Vida interior-Federico Jeanmaire

 

Yo, ella, esta lectora (cualquiera de las tres porque somos la misma) estuvo sentada en el balcón de un hotel, con una botella de chardoney por las noches y, acaso un termo de café, durante algunas mañanas. O unos mates.

¿Por qué no?

Quizá no, porque durante esas mismas noches estuvo enfrascada en una novela llamada Vida interior y de paso se pegó un viaje hacia su propia vida interior; sin poder dejar de mirar la tapa, la foto de la tapa de la novela. Sin poder dejar de pensar, cada vez que miraba esa imagen que tal vez, esas puertas con sus marcos eran ranas de hojalata. O Axolotls. Porque los axolotls necesitan salir a respirar a la superficie o hundirse en las aguas profundas por la misma razón, respirar.

Así como el protagonista, él, ese hombre, el a veces narrador observa y se bebe la mexicanidad que rodea la plaza de Monte Albán, frente a la catedral de Oaxaca, esta lectora decidió que en su lugar no absorbería tanta intensidad mejicana porque después hay que sumarle más culpas a la culpa original, la de no haberse enamorado. Y menos mal que en esa plaza no estaban los mariachis; en ese caso me hubiera sentido terriblemente ajena e insensible, demasiado argentina, incapaz de amar dramáticamente a alguien que lo dejaría todo por mí.

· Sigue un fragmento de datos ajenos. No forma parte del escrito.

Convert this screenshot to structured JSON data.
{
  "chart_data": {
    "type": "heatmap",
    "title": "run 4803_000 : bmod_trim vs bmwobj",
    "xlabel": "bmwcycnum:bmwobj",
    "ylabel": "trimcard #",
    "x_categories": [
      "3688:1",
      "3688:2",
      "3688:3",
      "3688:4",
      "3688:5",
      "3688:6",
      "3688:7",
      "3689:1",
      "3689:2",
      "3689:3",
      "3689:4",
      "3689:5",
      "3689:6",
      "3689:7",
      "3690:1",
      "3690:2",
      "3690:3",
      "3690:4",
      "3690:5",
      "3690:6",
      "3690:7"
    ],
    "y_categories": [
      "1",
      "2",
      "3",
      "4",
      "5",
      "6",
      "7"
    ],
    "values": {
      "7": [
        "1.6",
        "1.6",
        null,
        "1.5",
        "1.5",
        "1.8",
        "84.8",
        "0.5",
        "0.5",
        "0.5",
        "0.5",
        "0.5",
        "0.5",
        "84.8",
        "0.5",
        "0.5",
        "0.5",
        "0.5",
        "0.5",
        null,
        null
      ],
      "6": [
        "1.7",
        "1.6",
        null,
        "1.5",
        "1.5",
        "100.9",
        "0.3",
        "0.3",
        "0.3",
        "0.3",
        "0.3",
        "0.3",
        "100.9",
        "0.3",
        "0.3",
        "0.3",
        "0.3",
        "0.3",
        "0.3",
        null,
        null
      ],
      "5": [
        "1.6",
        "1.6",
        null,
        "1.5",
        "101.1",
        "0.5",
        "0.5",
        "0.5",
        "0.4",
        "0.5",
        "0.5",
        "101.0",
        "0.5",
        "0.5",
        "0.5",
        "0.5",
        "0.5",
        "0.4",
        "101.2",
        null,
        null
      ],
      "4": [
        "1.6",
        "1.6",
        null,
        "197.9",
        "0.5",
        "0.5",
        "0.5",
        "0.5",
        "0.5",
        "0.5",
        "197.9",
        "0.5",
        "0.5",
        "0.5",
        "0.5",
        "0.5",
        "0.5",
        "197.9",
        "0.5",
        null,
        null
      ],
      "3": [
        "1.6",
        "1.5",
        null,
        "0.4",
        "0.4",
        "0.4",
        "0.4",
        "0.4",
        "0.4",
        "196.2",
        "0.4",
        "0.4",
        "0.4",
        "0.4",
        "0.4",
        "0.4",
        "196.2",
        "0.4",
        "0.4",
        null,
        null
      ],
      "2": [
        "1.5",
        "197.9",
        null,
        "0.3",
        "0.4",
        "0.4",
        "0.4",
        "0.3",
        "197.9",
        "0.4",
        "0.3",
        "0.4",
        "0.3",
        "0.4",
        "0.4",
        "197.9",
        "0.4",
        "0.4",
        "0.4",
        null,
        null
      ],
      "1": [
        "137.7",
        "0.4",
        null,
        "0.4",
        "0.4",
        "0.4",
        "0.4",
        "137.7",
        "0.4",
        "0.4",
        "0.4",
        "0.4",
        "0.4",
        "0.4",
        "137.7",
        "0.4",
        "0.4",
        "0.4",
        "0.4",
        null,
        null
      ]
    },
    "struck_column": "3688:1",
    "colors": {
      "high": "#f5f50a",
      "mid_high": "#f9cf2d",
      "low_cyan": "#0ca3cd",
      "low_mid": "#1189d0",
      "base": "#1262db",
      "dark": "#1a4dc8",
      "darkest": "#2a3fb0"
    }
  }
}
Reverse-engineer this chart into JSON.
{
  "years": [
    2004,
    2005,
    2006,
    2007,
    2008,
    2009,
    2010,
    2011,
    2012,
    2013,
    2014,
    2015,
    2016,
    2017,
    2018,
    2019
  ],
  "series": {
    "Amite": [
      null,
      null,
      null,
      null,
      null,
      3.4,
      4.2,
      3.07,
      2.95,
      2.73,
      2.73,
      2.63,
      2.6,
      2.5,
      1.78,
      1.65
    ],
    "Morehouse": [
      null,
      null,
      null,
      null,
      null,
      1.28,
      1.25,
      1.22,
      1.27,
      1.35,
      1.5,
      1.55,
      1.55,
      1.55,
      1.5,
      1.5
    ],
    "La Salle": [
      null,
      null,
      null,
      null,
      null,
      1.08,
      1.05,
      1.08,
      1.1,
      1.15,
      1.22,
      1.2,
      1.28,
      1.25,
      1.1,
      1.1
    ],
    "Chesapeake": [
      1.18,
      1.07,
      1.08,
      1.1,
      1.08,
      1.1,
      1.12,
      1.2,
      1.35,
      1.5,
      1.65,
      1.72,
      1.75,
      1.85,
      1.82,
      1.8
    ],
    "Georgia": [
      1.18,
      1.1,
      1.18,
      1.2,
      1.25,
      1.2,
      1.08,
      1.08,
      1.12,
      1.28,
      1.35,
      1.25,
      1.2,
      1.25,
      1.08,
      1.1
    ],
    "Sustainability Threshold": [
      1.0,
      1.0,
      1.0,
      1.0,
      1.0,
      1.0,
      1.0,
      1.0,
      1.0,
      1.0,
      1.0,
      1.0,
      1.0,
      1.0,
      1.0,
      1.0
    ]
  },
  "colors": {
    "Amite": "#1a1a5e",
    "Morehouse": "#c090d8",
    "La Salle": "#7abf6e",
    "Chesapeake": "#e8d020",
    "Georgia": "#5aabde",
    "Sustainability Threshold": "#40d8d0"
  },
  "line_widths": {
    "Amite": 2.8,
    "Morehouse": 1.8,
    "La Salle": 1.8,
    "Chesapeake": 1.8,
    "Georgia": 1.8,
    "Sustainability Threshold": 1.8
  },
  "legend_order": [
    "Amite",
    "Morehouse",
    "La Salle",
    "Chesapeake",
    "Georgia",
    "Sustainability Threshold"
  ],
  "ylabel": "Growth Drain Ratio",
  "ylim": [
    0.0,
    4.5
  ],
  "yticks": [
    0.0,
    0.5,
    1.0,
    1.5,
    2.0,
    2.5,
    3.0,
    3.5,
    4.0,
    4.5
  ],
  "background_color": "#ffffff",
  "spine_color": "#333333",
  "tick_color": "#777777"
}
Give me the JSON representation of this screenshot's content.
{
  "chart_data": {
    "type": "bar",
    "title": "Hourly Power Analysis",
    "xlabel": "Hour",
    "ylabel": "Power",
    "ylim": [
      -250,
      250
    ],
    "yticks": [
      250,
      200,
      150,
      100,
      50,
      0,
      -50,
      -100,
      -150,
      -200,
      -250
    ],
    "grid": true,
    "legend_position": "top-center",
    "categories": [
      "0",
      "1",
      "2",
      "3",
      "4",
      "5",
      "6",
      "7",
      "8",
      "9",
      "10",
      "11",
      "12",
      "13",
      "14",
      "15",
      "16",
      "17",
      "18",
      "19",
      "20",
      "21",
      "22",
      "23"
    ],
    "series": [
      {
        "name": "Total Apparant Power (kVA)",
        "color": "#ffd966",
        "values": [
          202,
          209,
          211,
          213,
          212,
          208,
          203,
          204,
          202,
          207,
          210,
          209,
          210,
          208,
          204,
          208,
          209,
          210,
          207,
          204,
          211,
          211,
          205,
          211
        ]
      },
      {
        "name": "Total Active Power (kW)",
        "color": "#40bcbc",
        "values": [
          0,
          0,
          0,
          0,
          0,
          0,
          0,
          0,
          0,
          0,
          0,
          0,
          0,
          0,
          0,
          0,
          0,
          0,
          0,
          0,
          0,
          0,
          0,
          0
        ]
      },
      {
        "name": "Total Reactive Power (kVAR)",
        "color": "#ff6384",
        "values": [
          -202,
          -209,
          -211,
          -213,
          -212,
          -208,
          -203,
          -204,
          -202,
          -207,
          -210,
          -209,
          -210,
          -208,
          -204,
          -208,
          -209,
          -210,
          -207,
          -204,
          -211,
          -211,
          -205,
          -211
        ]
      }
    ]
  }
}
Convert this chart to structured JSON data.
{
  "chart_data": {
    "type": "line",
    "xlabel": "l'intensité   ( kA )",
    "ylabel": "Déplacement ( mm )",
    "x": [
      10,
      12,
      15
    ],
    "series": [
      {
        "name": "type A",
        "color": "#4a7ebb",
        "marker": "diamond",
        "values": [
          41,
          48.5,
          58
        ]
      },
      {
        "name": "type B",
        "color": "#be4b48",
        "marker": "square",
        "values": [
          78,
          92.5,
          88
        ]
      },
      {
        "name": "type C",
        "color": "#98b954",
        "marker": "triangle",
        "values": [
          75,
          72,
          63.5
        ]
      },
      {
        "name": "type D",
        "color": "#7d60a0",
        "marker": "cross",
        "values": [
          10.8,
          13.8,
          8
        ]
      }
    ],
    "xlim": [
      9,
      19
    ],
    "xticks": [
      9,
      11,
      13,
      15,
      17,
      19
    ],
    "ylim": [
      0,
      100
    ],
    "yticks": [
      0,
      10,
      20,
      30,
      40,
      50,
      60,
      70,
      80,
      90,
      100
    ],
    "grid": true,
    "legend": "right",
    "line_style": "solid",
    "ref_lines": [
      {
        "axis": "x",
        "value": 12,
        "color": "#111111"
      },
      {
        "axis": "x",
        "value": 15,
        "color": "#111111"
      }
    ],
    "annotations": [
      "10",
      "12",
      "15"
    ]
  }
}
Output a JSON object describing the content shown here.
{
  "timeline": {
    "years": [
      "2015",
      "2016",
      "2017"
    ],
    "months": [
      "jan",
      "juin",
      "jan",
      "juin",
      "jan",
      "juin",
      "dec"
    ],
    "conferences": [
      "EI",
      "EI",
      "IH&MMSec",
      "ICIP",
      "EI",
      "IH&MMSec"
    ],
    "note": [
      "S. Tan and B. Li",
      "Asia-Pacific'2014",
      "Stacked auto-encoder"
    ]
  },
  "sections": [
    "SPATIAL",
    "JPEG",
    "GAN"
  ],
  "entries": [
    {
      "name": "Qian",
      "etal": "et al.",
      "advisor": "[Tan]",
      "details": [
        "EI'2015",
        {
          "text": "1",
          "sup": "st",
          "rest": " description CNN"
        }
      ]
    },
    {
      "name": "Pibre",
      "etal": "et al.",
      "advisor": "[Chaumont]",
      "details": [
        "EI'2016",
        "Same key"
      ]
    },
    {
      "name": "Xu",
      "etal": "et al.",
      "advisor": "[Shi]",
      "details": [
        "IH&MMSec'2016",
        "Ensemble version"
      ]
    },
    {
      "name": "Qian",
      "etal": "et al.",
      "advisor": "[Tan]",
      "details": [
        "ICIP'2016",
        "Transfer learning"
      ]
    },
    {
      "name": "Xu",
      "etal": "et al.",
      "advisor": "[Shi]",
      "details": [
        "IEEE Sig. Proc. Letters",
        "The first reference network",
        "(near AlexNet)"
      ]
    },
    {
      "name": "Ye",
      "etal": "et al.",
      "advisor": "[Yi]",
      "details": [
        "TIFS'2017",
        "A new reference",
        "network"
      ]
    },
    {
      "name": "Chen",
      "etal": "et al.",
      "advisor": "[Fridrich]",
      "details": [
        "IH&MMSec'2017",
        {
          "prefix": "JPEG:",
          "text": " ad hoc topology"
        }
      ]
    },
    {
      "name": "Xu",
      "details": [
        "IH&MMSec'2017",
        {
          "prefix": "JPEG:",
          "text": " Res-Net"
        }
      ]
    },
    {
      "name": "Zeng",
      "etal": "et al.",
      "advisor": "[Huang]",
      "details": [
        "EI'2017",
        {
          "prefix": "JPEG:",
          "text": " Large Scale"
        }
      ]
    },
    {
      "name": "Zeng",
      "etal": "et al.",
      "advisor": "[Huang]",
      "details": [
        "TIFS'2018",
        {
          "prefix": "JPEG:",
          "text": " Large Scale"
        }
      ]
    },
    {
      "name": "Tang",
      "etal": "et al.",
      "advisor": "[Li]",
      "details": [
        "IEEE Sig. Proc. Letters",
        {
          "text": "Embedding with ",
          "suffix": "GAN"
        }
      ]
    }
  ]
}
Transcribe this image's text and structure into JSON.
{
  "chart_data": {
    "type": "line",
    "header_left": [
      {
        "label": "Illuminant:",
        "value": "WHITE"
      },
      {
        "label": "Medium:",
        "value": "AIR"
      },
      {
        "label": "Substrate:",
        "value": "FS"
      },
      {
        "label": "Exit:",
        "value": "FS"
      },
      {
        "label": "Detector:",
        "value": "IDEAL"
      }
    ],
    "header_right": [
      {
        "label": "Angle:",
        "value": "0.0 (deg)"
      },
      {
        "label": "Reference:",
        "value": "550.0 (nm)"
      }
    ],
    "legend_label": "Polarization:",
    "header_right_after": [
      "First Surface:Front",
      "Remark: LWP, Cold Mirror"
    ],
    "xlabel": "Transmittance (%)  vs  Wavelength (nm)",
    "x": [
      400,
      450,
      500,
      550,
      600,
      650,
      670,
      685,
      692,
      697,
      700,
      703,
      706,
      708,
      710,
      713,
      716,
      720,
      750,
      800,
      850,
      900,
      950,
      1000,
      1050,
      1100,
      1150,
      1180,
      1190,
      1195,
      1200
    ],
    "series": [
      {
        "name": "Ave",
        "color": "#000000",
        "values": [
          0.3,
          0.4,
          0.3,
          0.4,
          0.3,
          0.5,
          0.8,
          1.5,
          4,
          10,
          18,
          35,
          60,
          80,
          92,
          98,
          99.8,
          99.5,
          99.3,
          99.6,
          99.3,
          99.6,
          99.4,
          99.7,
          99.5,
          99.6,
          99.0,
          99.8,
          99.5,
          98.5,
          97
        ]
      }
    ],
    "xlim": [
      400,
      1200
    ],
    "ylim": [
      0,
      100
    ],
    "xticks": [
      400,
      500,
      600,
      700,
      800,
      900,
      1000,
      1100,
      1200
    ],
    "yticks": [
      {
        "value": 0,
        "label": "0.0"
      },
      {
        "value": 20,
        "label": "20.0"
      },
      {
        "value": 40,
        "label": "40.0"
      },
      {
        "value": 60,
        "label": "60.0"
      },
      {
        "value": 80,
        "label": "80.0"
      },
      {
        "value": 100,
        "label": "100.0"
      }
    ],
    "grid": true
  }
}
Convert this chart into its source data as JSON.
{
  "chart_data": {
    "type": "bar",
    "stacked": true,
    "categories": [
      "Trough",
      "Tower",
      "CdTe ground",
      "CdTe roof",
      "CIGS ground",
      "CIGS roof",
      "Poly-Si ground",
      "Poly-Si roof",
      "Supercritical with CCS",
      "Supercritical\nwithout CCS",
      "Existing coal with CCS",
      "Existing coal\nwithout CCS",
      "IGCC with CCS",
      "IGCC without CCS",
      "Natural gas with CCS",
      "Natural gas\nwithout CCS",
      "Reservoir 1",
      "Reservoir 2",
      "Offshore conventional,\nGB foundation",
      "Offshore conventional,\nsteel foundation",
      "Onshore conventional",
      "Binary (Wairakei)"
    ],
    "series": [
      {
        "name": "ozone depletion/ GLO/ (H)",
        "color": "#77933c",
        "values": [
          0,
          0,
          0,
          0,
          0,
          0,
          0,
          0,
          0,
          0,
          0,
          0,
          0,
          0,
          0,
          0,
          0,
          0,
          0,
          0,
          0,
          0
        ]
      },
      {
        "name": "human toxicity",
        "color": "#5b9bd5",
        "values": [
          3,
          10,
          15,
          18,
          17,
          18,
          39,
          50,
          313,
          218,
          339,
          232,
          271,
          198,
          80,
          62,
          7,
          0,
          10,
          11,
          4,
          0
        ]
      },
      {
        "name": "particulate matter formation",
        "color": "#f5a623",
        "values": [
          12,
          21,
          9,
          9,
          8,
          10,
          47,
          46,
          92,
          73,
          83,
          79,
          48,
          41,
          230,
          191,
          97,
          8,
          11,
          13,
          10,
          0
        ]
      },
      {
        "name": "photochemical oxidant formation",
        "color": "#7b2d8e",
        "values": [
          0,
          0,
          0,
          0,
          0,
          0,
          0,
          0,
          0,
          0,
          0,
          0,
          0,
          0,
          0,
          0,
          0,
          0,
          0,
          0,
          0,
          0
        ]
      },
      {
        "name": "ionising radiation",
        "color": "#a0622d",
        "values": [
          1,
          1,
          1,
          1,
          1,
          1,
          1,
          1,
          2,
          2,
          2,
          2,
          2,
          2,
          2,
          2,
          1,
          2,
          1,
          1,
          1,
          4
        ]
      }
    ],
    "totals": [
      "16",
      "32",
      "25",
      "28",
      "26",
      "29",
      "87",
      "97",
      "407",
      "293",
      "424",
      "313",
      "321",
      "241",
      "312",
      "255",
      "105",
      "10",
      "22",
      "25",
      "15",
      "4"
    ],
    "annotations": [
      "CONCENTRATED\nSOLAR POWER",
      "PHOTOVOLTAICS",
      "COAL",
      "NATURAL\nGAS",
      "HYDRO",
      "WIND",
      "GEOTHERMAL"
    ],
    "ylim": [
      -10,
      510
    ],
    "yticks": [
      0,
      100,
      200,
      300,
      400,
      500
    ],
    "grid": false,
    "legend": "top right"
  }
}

Esta lectora tuvo unos deseos enormes de dejar la novela ni bien comenzó su lectura. Sintió ahogo. Vio su reflejo atrapado en un cuarto de hotel sin posibilidades de vislumbrar una salida cercana.  Pero no porque haya estado alguna vez en ese hotel, o en Oaxaca. Sino porque vivió una situación semejante alguna vez. Los dilemas nos polarizan la vida.

¿Habrá que ponerse de parte de alguno de los dos personajes de esta historia?

Ella sí (la lectora). Lo entendió cabalmente. Así como las personas procrastinan, postergan, se evaden; otras,  presionan, ahogan, invaden. Listo. Ya lo dije. Lo que no sé es cuál de los dos extremos resulta  más insoportable o más fácil de sobrellevar.

La dilación del protagonista, narrador, el turista,  es exasperante. Más de la mitad de la novela una quisiera decirle tantas cosas, empujarlo, decidirlo a que haga cosas, cosas que una haría más por sentido común que por convencimiento. En cambio él, imperturbable. La mirada clavada en la plaza, trasladando su propia tensión a dos lustrabotas que ni les importa nada el uno del otro. Y a veces se trata de eso. Quizás a los protagonistas les pasara eso. Que no les importara nada el uno del otro; entonces así, tensionar hasta romper.

Por suerte,  el turista  atina a salir a conocer los alrededores del hotel. Y decide tomar o «correr» un temazcal. Sería  como un viaje al centro de la tierra o al centro de uno mismo, una especie de baño de vapor con fines sanadores. Algo que en México conserva su nombre en lengua náhuatl (aquí le hubiéramos volado su nombre original y puesto uno más chic, tipo spa con música chill out y baños sauna seco, húmedo, finlandés, o vaya a saber qué más, acompañado con té verde o chai especiado con cúrcuma). Pero,  afortunadamente,  un chamán lo recibe y lo pone (al turista) en contexto cultural, antropológico y filosófico; verosímil, exquisito.  Como todo lo que le ocurre durante esa travesía; desde los hechos en sí,  hasta la manera en que están contados.

Esa palabra. La palabra y su tratamiento. Todo un sintagma anclado en las virtudes de nuestro paradigma lingüístico español. Una sola palabra narrada, descripta, elevada con maestría, empanada por todos los registros. Impecable, ágil, erótica, mística…

A partir del viaje sanador, se me fueron los ahogos, las sensaciones de malestar e identificación con el narrador, personaje, turista. Hice mi propia catarsis y continué la lectura por las ranas de hojalata que me faltaban leer, liviana. Sanada. Liberada la lectora, capaz de llegar a la última página con un trago de mescal (sin gusano,  para mí).

Hasta el boicot final. Aún no sé si le hubiera pedido a alguien que me ate a una silla, que me ponga una mordaza en la boca o que me compre un pasaje de avión a la China. Y que nadie me encuentre.

Una novela brillante. Un viaje íntimo, atravesando puertas, ranas. Hasta llegar a nueve. Y volver a mirar la foto de la tapa y quedarse pensando « ¿qué hay al final?».